Is there an efficient way in finding and deleting files?

Hi

I have a script to find and delete the files which are say, noDaysOld, I am interested to find the number of such files I am fniding for deleting and then deleting it.

So, the script I wrote, first finds the number of such files and then deletes, clearly this is two different steps.

Step 1:

 noOfFiles=$(find $dirPath -type f -ctime $noDaysOld  | wc -l) 

And the $noOfFiles gets an entry in log.

Step 2:

find $dirPath -type f  -ctime $noDaysOld  -exec rm -f {} \; 

The interesting question is, is there one single step which does all this?

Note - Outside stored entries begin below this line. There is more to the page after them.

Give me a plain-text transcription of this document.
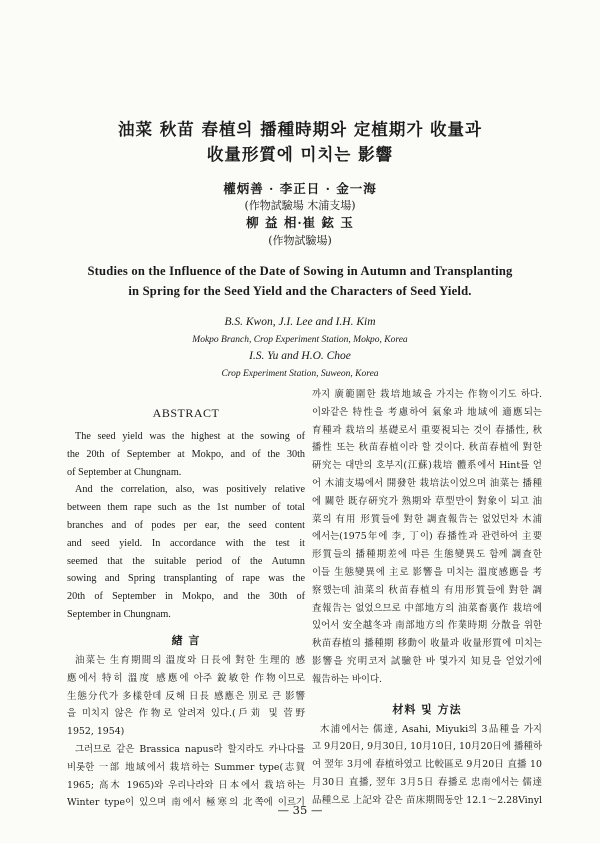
油菜 秋苗 春植의 播種時期와 定植期가 收量과
收量形質에 미치는 影響
權炳善 · 李正日 · 金一海
(作物試驗場 木浦支場)
柳 益 相·崔 鉉 玉
(作物試驗場)
Studies on the Influence of the Date of Sowing in Autumn and Transplanting
in Spring for the Seed Yield and the Characters of Seed Yield.
B.S. Kwon, J.I. Lee and I.H. Kim
Mokpo Branch, Crop Experiment Station, Mokpo, Korea
I.S. Yu and H.O. Choe
Crop Experiment Station, Suweon, Korea
ABSTRACT
The seed yield was the highest at the sowing of
the 20th of September at Mokpo, and of the 30th
of September at Chungnam.
And the correlation, also, was positively relative
between them rape such as the 1st number of total
branches and of podes per ear, the seed content
and seed yield. In accordance with the test it
seemed that the suitable period of the Autumn
sowing and Spring transplanting of rape was the
20th of September in Mokpo, and the 30th of
September in Chungnam.
緖 言
油菜는 生育期間의 溫度와 日長에 對한 生理的 感
應에서 特히 溫度 感應에 아주 銳敏한 作物이므로
生態分代가 多樣한데 反해 日長 感應은 別로 큰 影響
을 미치지 않은 作物로 알려져 있다.(戶苅 및 菅野
1952, 1954)
그러므로 같은 Brassica napus라 할지라도 카나다를
비롯한 一部 地域에서 栽培하는 Summer type(志賀
1965; 高木 1965)와 우리나라와 日本에서 栽培하는
Winter type이 있으며 南에서 極寒의 北쪽에 이르기
까지 廣範圍한 栽培地域을 가지는 作物이기도 하다.
이와같은 特性을 考慮하여 氣象과 地域에 適應되는
育種과 栽培의 基礎로서 重要視되는 것이 春播性, 秋
播性 또는 秋苗春植이라 할 것이다. 秋苗春植에 對한
硏究는 대만의 호부지(江蘇)栽培 體系에서 Hint를 얻
어 木浦支場에서 開發한 栽培法이었으며 油菜는 播種
에 關한 既存硏究가 熟期와 草型만이 對象이 되고 油
菜의 有用 形質들에 對한 調査報告는 없었던차 木浦
에서는(1975年에 李, 丁이) 春播性과 관련하여 主要
形質들의 播種期差에 따른 生態變異도 함께 調査한
이들 生態變異에 主로 影響을 미치는 溫度感應을 考
察했는데 油菜의 秋苗春植의 有用形質들에 對한 調
査報告는 없었으므로 中部地方의 油菜畜裏作 栽培에
있어서 安全越冬과 南部地方의 作業時期 分散을 위한
秋苗春植의 播種期 移動이 收量과 收量形質에 미치는
影響을 究明코저 試驗한 바 몇가지 知見을 얻었기에
報告하는 바이다.
材料 및 方法
木浦에서는 儒達, Asahi, Miyuki의 3品種을 가지
고 9月20日, 9月30日, 10月10日, 10月20日에 播種하
여 翌年 3月에 春植하였고 比較區로 9月20日 直播 10
月30日 直播, 翌年 3月5日 春播로 忠南에서는 儒達
品種으로 上記와 같은 苗床期間동안 12.1～2.28Vinyl
— 35 —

Another point is, how can we write the command in step 2 with "xargs"? Will the command performs better with xargs? :confused:

One way is Instead of having two find commands, U can store the output of first find in a file.
Then u can do wc -l and rm.

like..

find $dirPath -type f -ctime $noDaysOld   >> output 2>/dev/null
noOfFiles=`wc -l output`
cat output | xargs rm

This will be faster compared to the two find command approach.

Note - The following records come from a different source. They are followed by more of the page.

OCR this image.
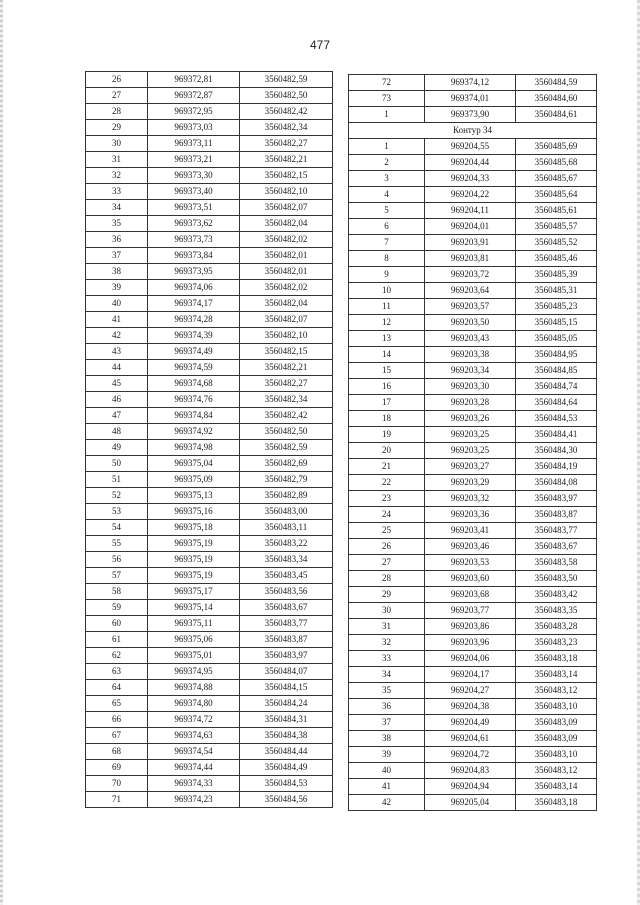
477
26	969372,81	3560482,59
27	969372,87	3560482,50
28	969372,95	3560482,42
29	969373,03	3560482,34
30	969373,11	3560482,27
31	969373,21	3560482,21
32	969373,30	3560482,15
33	969373,40	3560482,10
34	969373,51	3560482,07
35	969373,62	3560482,04
36	969373,73	3560482,02
37	969373,84	3560482,01
38	969373,95	3560482,01
39	969374,06	3560482,02
40	969374,17	3560482,04
41	969374,28	3560482,07
42	969374,39	3560482,10
43	969374,49	3560482,15
44	969374,59	3560482,21
45	969374,68	3560482,27
46	969374,76	3560482,34
47	969374,84	3560482,42
48	969374,92	3560482,50
49	969374,98	3560482,59
50	969375,04	3560482,69
51	969375,09	3560482,79
52	969375,13	3560482,89
53	969375,16	3560483,00
54	969375,18	3560483,11
55	969375,19	3560483,22
56	969375,19	3560483,34
57	969375,19	3560483,45
58	969375,17	3560483,56
59	969375,14	3560483,67
60	969375,11	3560483,77
61	969375,06	3560483,87
62	969375,01	3560483,97
63	969374,95	3560484,07
64	969374,88	3560484,15
65	969374,80	3560484,24
66	969374,72	3560484,31
67	969374,63	3560484,38
68	969374,54	3560484,44
69	969374,44	3560484,49
70	969374,33	3560484,53
71	969374,23	3560484,56
72	969374,12	3560484,59
73	969374,01	3560484,60
1	969373,90	3560484,61
Контур 34		
1	969204,55	3560485,69
2	969204,44	3560485,68
3	969204,33	3560485,67
4	969204,22	3560485,64
5	969204,11	3560485,61
6	969204,01	3560485,57
7	969203,91	3560485,52
8	969203,81	3560485,46
9	969203,72	3560485,39
10	969203,64	3560485,31
11	969203,57	3560485,23
12	969203,50	3560485,15
13	969203,43	3560485,05
14	969203,38	3560484,95
15	969203,34	3560484,85
16	969203,30	3560484,74
17	969203,28	3560484,64
18	969203,26	3560484,53
19	969203,25	3560484,41
20	969203,25	3560484,30
21	969203,27	3560484,19
22	969203,29	3560484,08
23	969203,32	3560483,97
24	969203,36	3560483,87
25	969203,41	3560483,77
26	969203,46	3560483,67
27	969203,53	3560483,58
28	969203,60	3560483,50
29	969203,68	3560483,42
30	969203,77	3560483,35
31	969203,86	3560483,28
32	969203,96	3560483,23
33	969204,06	3560483,18
34	969204,17	3560483,14
35	969204,27	3560483,12
36	969204,38	3560483,10
37	969204,49	3560483,09
38	969204,61	3560483,09
39	969204,72	3560483,10
40	969204,83	3560483,12
41	969204,94	3560483,14
42	969205,04	3560483,18
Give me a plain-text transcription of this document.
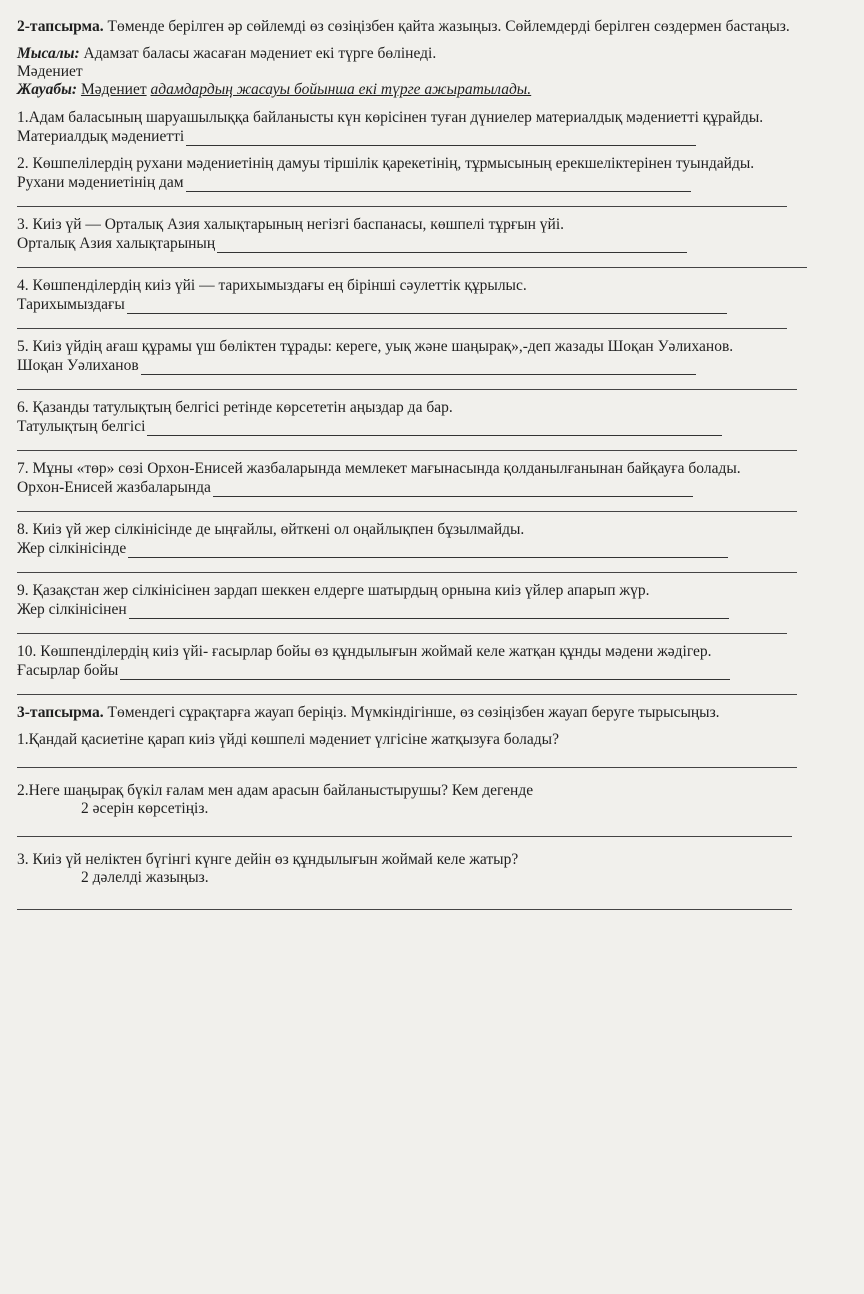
2-тапсырма. Төменде берілген әр сөйлемді өз сөзіңізбен қайта жазыңыз. Сөйлемдерді берілген сөздермен бастаңыз.

Мысалы: Адамзат баласы жасаған мәдениет екі түрге бөлінеді.

Мәдениет

Жауабы: Мәдениет адамдардың жасауы бойынша екі түрге ажыратылады.

1.Адам баласының шаруашылыққа байланысты күн көрісінен туған дүниелер материалдық мәдениетті құрайды.

Материалдық мәдениетті

2. Көшпелілердің рухани мәдениетінің дамуы тіршілік қарекетінің, тұрмысының ерекшеліктерінен туындайды.

Рухани мәдениетінің дам

3. Киіз үй — Орталық Азия халықтарының негізгі баспанасы, көшпелі тұрғын үйі.

Орталық Азия халықтарының

4. Көшпенділердің киіз үйі — тарихымыздағы ең бірінші сәулеттік құрылыс.

Тарихымыздағы

5. Киіз үйдің ағаш құрамы үш бөліктен тұрады: кереге, уық және шаңырақ»,-деп жазады Шоқан Уәлиханов.

Шоқан Уәлиханов

6. Қазанды татулықтың белгісі ретінде көрсететін аңыздар да бар.

Татулықтың белгісі

7. Мұны «төр» сөзі Орхон-Енисей жазбаларында мемлекет мағынасында қолданылғанынан байқауға болады.

Орхон-Енисей жазбаларында

8. Киіз үй жер сілкінісінде де ыңғайлы, өйткені ол оңайлықпен бұзылмайды.

Жер сілкінісінде

9. Қазақстан жер сілкінісінен зардап шеккен елдерге шатырдың орнына киіз үйлер апарып жүр.

Жер сілкінісінен

10. Көшпенділердің киіз үйі- ғасырлар бойы өз құндылығын жоймай келе жатқан құнды мәдени жәдігер.

Ғасырлар бойы

3-тапсырма. Төмендегі сұрақтарға жауап беріңіз. Мүмкіндігінше, өз сөзіңізбен жауап беруге тырысыңыз.

1.Қандай қасиетіне қарап киіз үйді көшпелі мәдениет үлгісіне жатқызуға болады?

2.Неге шаңырақ бүкіл ғалам мен адам арасын байланыстырушы? Кем дегенде

2 әсерін көрсетіңіз.

3. Киіз үй неліктен бүгінгі күнге дейін өз құндылығын жоймай келе жатыр?

2 дәлелді жазыңыз.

xargs is a command that accepts list of words and provides those as input to the given command.

Iam think that calling a shell script in the -exec is a better approach..

Thanks
Penchal

Thanks Penchal!!

Is it possible to use teecommand here?

I tried and I didn't get any error (any results either), the command was,

find . -type f \( -ctime $noDaysOld -o -ctime +$noDaysOld \) |tee wc -l > noOfFiles | rm -f {} \;

The files were not removed. :frowning:

So, is there any way in making this work? Again, if I use xargs here, will this work?